DRAMA? What is that?

English drama developed out of early nonliturgical vernacular religious dramas, which had themselves probably developed out of the liturgical drama of the medieval church. Though secularized, these early dramatic forms—the mystery, miracle, and morality plays—still focused on the religious and moral themes that dominated the Christian imagination during the Middle Ages. The mystery plays dramatized sacred history, representing events from Creation to Judgment Day. Miracle plays presented the lives and miracles of the saints, or episodes of divine intervention in human affairs, often through the agency of the Virgin Mary.

Unlike the perspective of the mystery and miracle plays, that of the morality play was individual rather than collective. The morality play (usually called simply a “morality”) presented religious and ethical concerns from the point of view of the individual Christian, whose main concern was to effect the salvation of his soul.

The mystery and miracle plays developed first, around 1100 a.d. Late in the fourteenth century, morality plays on such subjects as the seven deadly sins became popular in France, England and the Netherlands. In the first decades of the fifteenth century, secular allegorical plays concerning the conflict between good and evil in the individual soul began to be performed in France by law clerks and students, and this type of play soon became popular all over Europe, including England.

A morality play is essentially an allegory in dramatic form. It shares the key features of allegorical prose and verse narratives: it is intended to be understood on two or more levels, its main purpose is didactic, and the characters are personified abstractions with aptronyms (“label names”). The nondramatic didactic and allegorical precursors to the morality play are to be found in medieval sermon literature, homilies, exempla, fables, parables, and other works of moral or spiritual edification, as well as in the popular romances of medieval Europe.

Typically, the morality play is a psychomachia, an externalized dramatization of a psychological and spiritual conflict: the battle between the forces of good and evil in the human soul.
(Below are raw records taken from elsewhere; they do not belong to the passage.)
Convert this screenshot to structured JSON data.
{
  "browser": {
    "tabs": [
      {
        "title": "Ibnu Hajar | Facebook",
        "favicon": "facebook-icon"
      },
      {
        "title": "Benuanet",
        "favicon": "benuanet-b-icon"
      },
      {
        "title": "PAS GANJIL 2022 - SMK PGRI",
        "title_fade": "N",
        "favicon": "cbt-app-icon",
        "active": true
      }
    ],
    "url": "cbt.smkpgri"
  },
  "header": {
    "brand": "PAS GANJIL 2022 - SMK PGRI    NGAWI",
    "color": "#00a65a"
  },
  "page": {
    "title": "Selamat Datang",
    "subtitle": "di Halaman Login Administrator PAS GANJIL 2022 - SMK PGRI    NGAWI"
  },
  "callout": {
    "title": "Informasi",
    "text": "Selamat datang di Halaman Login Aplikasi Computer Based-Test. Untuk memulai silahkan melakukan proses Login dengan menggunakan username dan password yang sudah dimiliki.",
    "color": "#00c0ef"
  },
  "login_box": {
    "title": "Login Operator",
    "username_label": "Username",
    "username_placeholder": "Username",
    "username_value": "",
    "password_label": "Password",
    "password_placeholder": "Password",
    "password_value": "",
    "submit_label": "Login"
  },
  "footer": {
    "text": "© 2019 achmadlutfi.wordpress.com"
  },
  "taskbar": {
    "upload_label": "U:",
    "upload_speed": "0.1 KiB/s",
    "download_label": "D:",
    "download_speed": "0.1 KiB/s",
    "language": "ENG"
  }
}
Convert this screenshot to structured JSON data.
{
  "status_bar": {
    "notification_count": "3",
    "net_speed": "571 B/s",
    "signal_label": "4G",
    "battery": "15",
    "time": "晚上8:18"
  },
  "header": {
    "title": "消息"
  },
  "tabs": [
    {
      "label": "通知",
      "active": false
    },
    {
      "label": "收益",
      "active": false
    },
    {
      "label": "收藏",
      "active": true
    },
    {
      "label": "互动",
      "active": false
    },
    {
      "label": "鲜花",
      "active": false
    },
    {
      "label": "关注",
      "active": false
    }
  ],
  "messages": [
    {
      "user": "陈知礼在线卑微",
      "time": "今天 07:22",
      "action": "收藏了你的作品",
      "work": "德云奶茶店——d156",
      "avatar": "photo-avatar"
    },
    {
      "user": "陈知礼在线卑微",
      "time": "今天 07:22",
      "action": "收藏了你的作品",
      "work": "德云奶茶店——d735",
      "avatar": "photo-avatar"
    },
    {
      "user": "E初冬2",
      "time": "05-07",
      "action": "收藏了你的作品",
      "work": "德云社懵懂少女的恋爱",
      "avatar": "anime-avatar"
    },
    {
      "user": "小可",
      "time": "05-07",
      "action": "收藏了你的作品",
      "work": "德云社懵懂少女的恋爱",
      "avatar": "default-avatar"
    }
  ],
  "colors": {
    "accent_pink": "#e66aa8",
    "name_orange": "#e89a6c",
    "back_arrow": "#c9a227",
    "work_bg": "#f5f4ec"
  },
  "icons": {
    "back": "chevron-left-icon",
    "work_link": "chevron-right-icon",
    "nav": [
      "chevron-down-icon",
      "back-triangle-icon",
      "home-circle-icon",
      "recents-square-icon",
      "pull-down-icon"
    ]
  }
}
This interior struggle involves the Christian’s attempt to achieve salvation, despite the obstacles and temptations that he encounters as he travels through life, toward death.

In England the moralities dramatized the progress of the Christian’s life from innocence to sin, and from sin to repentance and salvation. Among the most widely known of the fifteenth-century moralities are “The Castell of Perseverance,” which features a battle between Virtues and Vices; “Mankind,” which incorporates topical farce; and perhaps the most famous of all the English morality plays, “Everyman” (c. 1495), which concerns the Christian’s experience of mortality and Judgment.

In other moralities, various manifestations of the forces of Evil (the Seven Deadly Sins, the World, the Flesh, the Devil, Vice) are arrayed against the Christian, who turns for help to the forces of Good (God, His angels, Virtue). The quality of writing in the moralities is uneven, and in many cases the author is unknown. Characterization is also crude and naïve, and there is little attempt to portray psychological depth.

from: http://riri.essortment.com/englishdrama_rjdz.htm


What is MANKIND?

Mankind is a morality play, and dates from about 1470. In morality plays, a character who represents humanity (and thus is named Mankind or Everyman) falls into sin and is redeemed. But the rather stodgy term "morality play" doesn't begin to describe Mankind. You may have seen or heard about Everyman. Everyman is really what you'd expect from something called a morality play. It is a rather straightforward, no-nonsense, and G-rated presentation of Everyman's recognition of his own mortality and what he must do to go to heaven. But while Everyman and Mankind are both morality plays, they are utterly different.

Where Everyman is reverent, Mankind bubbles with bawdy humor. Of the seven characters, five are evil. Nowadays, Nought, and New Guise engage in the kind of slapstick comedy we are familiar with from the Three Stooges. They ridicule Mercy, and encourage the audience to sing a raunchy "Christmas song." Yet all this randy humor has a point. We see the much-abused Mankind fall into sin, and then see that he can be saved anyway. Early on, Mischief tries hard to lure the audience as well as Mankind into evil. The vices encourage the audience to laugh at Mankind when he resists their temptations, which implicitly puts the audience on the side of the vices.

Later, the vices solicit the audience for money before they bring out Titivillus, thus getting the audience to pay to see the devil. Through humor, Mankind shows that humanity--both the representative Mankind within the play, and the audience--falls into sin but Mercy is able to overcome it.